The time in Israel awakened in Kollar memories of his own past: “I experienced intense flashback memories from my childhood, quite unexpectedly, memories of growing up behind the Iron Curtain during the ‘normalisation’ of communist Czechoslovakia. Our partition wall prevented us from crossing over, protected us from outside influences, and also from ourselves. The familiarity of a strictly delineated territory started to connect and overlap in my mind. Tension and a sense of physical and psychological danger hung in the air – very human emotions that cannot be ignored,” Kollar said. “After several brief police detentions in Israel, I began to realize that I could not reject the idea that I was under surveillance. Governments explain away these acts as ‘security measures’, but they were difficult for me to accept 20 years after the end of the communist regime. Somehow I found myself back in my psychic past, assessing situations with a mild sense of paranoia.” Precisely these sensations are reflected in “Field Trip”. With his photographs, Kollar provides a transparent illustration of the current situation in Israel, which he simply observed.

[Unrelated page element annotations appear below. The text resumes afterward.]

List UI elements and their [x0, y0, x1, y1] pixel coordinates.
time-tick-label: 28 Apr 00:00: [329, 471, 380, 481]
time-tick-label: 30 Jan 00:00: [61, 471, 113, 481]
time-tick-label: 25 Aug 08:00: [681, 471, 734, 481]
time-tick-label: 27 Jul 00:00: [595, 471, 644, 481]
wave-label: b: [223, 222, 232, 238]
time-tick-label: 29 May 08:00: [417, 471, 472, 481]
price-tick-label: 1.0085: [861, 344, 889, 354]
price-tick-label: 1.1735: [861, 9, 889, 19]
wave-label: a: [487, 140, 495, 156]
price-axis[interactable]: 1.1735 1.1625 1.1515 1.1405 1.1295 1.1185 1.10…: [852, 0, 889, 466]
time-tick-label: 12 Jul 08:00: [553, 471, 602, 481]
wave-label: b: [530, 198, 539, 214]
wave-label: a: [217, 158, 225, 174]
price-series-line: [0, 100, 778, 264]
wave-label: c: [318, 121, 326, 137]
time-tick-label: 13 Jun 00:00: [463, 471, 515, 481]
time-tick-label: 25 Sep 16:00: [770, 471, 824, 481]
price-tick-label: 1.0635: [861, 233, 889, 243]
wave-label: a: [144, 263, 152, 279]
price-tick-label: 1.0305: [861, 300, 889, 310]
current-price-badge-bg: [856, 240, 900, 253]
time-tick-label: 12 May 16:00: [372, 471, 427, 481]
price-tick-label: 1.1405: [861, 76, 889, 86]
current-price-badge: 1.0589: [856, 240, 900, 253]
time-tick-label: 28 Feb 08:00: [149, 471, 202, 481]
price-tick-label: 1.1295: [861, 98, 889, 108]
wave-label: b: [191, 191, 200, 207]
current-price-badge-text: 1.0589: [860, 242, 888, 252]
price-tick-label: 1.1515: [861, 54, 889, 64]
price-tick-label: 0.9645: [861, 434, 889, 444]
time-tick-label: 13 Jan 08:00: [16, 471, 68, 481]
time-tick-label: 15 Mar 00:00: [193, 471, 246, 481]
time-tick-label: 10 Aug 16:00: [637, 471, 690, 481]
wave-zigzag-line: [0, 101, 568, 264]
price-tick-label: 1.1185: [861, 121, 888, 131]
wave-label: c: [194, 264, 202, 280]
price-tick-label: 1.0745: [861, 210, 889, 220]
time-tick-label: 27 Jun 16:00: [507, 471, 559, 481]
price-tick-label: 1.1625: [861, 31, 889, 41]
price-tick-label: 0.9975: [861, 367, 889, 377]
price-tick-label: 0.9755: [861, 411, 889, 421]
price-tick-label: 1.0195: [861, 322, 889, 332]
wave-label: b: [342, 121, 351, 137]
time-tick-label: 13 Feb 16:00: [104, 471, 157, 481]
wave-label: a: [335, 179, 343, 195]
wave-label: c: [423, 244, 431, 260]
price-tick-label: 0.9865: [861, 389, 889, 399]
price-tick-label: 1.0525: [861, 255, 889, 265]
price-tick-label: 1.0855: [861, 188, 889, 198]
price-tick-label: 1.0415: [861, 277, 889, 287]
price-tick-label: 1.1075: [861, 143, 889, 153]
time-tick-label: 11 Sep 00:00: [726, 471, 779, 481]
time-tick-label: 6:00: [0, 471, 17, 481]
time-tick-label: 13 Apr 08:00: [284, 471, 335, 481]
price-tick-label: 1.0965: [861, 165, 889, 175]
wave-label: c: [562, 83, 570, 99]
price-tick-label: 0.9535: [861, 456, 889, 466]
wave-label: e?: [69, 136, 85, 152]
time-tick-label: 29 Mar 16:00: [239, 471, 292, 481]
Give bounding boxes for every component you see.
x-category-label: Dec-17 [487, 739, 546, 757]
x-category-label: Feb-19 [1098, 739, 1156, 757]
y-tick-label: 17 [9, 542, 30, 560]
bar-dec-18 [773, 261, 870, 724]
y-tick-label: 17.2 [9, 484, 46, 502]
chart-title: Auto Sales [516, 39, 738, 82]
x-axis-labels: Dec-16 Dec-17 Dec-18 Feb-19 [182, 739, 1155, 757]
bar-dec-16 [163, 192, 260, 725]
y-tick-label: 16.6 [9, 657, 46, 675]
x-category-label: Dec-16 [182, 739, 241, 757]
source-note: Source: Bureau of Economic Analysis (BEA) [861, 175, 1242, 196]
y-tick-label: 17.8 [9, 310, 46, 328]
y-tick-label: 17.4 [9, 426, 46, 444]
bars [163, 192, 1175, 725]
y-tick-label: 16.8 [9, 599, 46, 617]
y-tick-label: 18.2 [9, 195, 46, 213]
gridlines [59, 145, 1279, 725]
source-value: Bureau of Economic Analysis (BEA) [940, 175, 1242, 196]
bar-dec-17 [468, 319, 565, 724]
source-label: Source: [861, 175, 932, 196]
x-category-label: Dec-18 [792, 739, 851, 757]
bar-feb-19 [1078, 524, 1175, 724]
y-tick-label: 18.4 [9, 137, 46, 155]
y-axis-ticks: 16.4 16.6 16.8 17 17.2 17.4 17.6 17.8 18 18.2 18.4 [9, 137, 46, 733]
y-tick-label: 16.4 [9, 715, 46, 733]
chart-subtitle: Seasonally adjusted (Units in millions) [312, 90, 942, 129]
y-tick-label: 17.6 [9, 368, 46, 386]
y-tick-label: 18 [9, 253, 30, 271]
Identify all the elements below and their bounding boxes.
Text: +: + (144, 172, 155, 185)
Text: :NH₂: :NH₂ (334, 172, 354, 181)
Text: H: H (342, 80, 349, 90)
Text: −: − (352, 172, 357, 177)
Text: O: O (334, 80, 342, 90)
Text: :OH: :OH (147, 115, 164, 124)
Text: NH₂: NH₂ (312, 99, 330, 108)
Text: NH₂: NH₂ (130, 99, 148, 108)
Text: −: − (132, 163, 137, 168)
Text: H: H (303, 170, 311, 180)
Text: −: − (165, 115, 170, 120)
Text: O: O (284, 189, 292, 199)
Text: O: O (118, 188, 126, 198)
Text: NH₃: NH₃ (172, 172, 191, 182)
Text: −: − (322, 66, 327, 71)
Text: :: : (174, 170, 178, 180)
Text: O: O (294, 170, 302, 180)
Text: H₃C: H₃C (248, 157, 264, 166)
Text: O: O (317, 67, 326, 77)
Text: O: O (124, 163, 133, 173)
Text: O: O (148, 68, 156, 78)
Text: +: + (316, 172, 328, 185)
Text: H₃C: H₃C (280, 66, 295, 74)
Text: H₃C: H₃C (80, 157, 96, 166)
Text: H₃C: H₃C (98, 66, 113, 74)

“None of the images were staged. All the pictures are based on observation. I came across those places and situations, and I wanted to record how I found things.”
The scenes he captured are banal, absurd and comical in equal measure – and sometimes tragic. Kollar documents a strange and uneasy normality and thus reveals the trauma he felt in Israel.
(Text updated in 2020)
Martin Kollar was born in 1971 in Žilina, Slovakia. He studied at the Academy of Performing Arts in Bratislava. As a photographer, he works mainly on long-term projects and is also active as a documentary filmmaker. He published “Field Trip” as a book in 2013. The photographer lives in Bratislava.